Meu marido teria achado impossível acreditar que 30 anos depois ele iria correr pela casa de cueca, tentando enfrentar um antigo vira-lata de 31 kg no escuro para empurrar uma pílula pela sua garganta.

Clark também é surdo e sofre de artrite incapacitante. Até agora, conseguimos administrar sua dor com medicamento, mas em seu check-out no ano passado, quando ele completou 13 anos, o veterinário teve algumas notícias sombrias. “Com cães grandes, muitas vezes há uma enorme diferença entre 12 e 13 anos”, disse ele. “Um dia, Clark não conseguirá se levantar, e quando isso acontecer, será hora de deixá-lo partir”.

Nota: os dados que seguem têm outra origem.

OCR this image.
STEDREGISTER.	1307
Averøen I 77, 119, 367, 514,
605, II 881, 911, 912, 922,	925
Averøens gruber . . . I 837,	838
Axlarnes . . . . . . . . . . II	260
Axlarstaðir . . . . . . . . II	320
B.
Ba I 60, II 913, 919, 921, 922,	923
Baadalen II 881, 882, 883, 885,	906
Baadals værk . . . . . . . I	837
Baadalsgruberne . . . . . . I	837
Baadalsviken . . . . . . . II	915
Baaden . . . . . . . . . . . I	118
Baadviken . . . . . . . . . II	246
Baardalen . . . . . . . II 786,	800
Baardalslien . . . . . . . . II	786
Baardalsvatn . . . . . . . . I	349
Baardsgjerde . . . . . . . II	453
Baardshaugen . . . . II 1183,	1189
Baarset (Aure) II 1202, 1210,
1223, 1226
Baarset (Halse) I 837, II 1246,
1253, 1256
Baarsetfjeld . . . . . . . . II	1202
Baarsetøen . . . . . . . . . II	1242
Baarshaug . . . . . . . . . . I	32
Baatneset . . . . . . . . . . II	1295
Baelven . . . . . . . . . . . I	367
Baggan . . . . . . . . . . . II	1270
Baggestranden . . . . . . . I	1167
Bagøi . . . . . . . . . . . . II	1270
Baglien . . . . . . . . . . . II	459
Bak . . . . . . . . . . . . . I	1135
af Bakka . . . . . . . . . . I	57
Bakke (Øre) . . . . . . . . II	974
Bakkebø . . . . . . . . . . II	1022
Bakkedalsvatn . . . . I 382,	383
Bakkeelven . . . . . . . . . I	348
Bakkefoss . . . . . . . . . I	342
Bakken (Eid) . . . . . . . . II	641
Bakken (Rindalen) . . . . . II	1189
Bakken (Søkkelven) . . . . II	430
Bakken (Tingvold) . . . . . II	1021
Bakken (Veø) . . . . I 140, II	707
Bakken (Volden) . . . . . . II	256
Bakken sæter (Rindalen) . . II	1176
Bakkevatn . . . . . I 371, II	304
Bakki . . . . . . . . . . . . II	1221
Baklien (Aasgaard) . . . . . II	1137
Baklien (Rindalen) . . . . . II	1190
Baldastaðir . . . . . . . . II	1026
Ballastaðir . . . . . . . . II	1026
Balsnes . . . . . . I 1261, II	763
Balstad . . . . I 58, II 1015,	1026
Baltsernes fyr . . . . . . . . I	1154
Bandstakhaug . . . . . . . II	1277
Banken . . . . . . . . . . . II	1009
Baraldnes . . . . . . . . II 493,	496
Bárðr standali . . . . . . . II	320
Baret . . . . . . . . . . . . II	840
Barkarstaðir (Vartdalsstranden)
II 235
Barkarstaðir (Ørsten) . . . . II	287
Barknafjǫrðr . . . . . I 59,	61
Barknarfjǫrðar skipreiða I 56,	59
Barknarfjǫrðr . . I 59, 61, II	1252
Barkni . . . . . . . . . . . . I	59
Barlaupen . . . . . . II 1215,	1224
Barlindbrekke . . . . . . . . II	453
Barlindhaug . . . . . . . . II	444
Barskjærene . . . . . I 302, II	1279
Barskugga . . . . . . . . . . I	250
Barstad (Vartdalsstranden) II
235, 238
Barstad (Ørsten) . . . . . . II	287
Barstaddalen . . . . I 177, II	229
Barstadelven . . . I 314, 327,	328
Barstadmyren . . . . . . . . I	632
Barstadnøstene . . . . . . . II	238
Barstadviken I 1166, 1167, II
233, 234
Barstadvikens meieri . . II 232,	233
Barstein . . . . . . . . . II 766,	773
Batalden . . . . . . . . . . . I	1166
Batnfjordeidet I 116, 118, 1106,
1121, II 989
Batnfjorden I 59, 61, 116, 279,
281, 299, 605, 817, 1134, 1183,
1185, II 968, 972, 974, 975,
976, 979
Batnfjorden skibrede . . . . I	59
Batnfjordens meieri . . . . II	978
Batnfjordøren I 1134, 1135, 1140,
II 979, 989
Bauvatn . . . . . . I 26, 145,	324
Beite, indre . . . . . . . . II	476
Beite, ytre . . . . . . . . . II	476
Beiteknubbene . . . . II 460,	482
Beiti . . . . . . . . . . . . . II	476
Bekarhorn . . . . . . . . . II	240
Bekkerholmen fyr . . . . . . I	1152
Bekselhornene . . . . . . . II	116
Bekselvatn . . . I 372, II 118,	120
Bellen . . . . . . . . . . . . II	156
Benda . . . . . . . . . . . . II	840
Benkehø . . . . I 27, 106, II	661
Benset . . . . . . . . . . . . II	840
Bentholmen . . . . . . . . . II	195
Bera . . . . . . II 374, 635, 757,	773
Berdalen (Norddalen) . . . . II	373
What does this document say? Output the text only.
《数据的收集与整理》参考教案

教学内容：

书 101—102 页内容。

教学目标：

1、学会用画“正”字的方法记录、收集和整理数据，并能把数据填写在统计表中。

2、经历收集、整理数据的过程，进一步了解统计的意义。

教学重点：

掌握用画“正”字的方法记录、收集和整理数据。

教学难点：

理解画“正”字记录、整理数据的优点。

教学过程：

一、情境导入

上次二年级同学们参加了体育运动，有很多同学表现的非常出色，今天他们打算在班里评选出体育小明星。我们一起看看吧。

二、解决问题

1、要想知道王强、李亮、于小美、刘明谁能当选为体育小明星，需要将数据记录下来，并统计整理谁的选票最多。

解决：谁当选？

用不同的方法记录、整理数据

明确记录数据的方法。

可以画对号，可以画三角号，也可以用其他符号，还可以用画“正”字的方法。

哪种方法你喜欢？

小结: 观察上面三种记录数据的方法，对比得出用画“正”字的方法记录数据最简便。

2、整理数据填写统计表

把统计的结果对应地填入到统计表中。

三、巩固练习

A própria ideia é impensável. Clark é o protetor da nossa família, fazendo com que pesquisadores políticos e fanáticos religiosos pensem duas vezes antes de bater na nossa porta. Ele era o cachorro da infância de nossos filhos, o travesseiro em que deitavam durante os desenhos animados no sábado de manhã, o cobertor de segurança que eles abraçavam depois de um teste impossível, um bullying na escola ou, mais tarde, um coração partido.

Aos 14 anos, esse grande cachorro já ultrapassou sua expectativa de vida, mas ele não é o cachorro mais velho em nossa casa. Nós também somos donos de Emma, o antigo mini dachshund da minha falecida mãe, ​​que é sete meses mais velha. Ela anulou qualquer cogitação de limites de conta veterinária em seus primeiros três meses sob nosso cuidado. Emma sobreviveu a inúmeras viagens à clínica de emergência, porque ela é o ladrão de alimentos mais consumado que sua pequena raça já produziu. Ela arrastou uma tonelada inteira de bombons sob a cama da visita e os comeu antes de alguém notar um invólucro de papel canelado no meio do chão e se perguntar de onde tinha vindo. Revirando as bolsas de visitantes, ela consumiu pacotes inteiros de chicletes, pacotes empoeirados de pastilhas para azia e, uma vez, uma bolsa com zíper cheia de medicamentos prescritos.

Não há espaço aqui para contar a história da época em que Emma comeu uma tabuleiro de veneno de rato em uma cabana de pesca alugada no Lago Kentucky, mas envolve um maníaco dirigindo numa estrada tortuosa, enquanto toda a família procurava por um sinal de qualquer tipo de loja que possa vender peróxido de hidrogênio. Você não conhece o valor real da comunhão humana, se você nunca derramou peróxido de hidrogênio por uma garganta de cachorro de 3 kg no estacionamento da Familly Dollar store, com meia dúzia de ruralistas oferecendo conselhos. Deixe-me dizer-lhe que as pessoas deste país sabem o que fazer quando um cachorro come veneno de rato.

Essa garrafa de peróxido de hidrogênio custou 78 centavos, mas os três meses de tratamento profissional que se seguiram fizeram uma viagem ao veterinário de emergência como uma viagem à Familly Dollar.

Outras pessoas fazem escolhas de cuidados de saúde para seus animais de estimação que não poderíamos pagar por Clark e Emma, ​​mas sempre lhes daremos qualquer coisa que esteja em nosso alcance. Clark, o irmão canino de nossos filhos e Emma, ​​que deram à minha triste mãe uma razão para sair da cama todas as manhãs depois que meu pai morreu – esses cães são nossa família.

Clark agora está sob os cuidados de um jovem veterinário da clínica. Em sua primeira visita – um dia terrível há duas semanas, quando de repente Clark não conseguiu mais se levantar – o veterinário operou um milagre. Agora, em uma nova combinação de medicamentos, Clark está abanando sua cauda novamente e implorando para ser levado em caminhadas. Mas o tempo ainda é tempo, e sempre se desdobra. Na próxima visita a clínica veterinária, ele provavelmente irá nos ajudar a dizer adeus.

Clark entende que ele é velho, fraco e vulnerável, e é difícil deixá-lo sozinho com seus medos. Eu vejo às vezes no quarto ao lado quando meu marido sai da casa e Clark acha que foi abandonado. De pé ao lado da porta, ele se dobra, baixando gradualmente a sua coxa, pouco a pouco, até que seus quadris doloridos toquem o chão. Ele desliza suas patas frontais para frente, lentamente, devagar, e ele caí.

Um gruído começa na parte de trás da garganta, mais baixo do que um choro e mais alto do que um gemido. Suas dicas de cabeça de volta. Seus olhos se fecham. O gemido escapa em uma corrida de vogais, cada vez mais alto e mais alto, e agora ele está uivando. É o som que ele fazia na sua juventude sempre que ouvia uma sirene passando pela rua da vizinhança, mas ele não pode mais ouvir isso.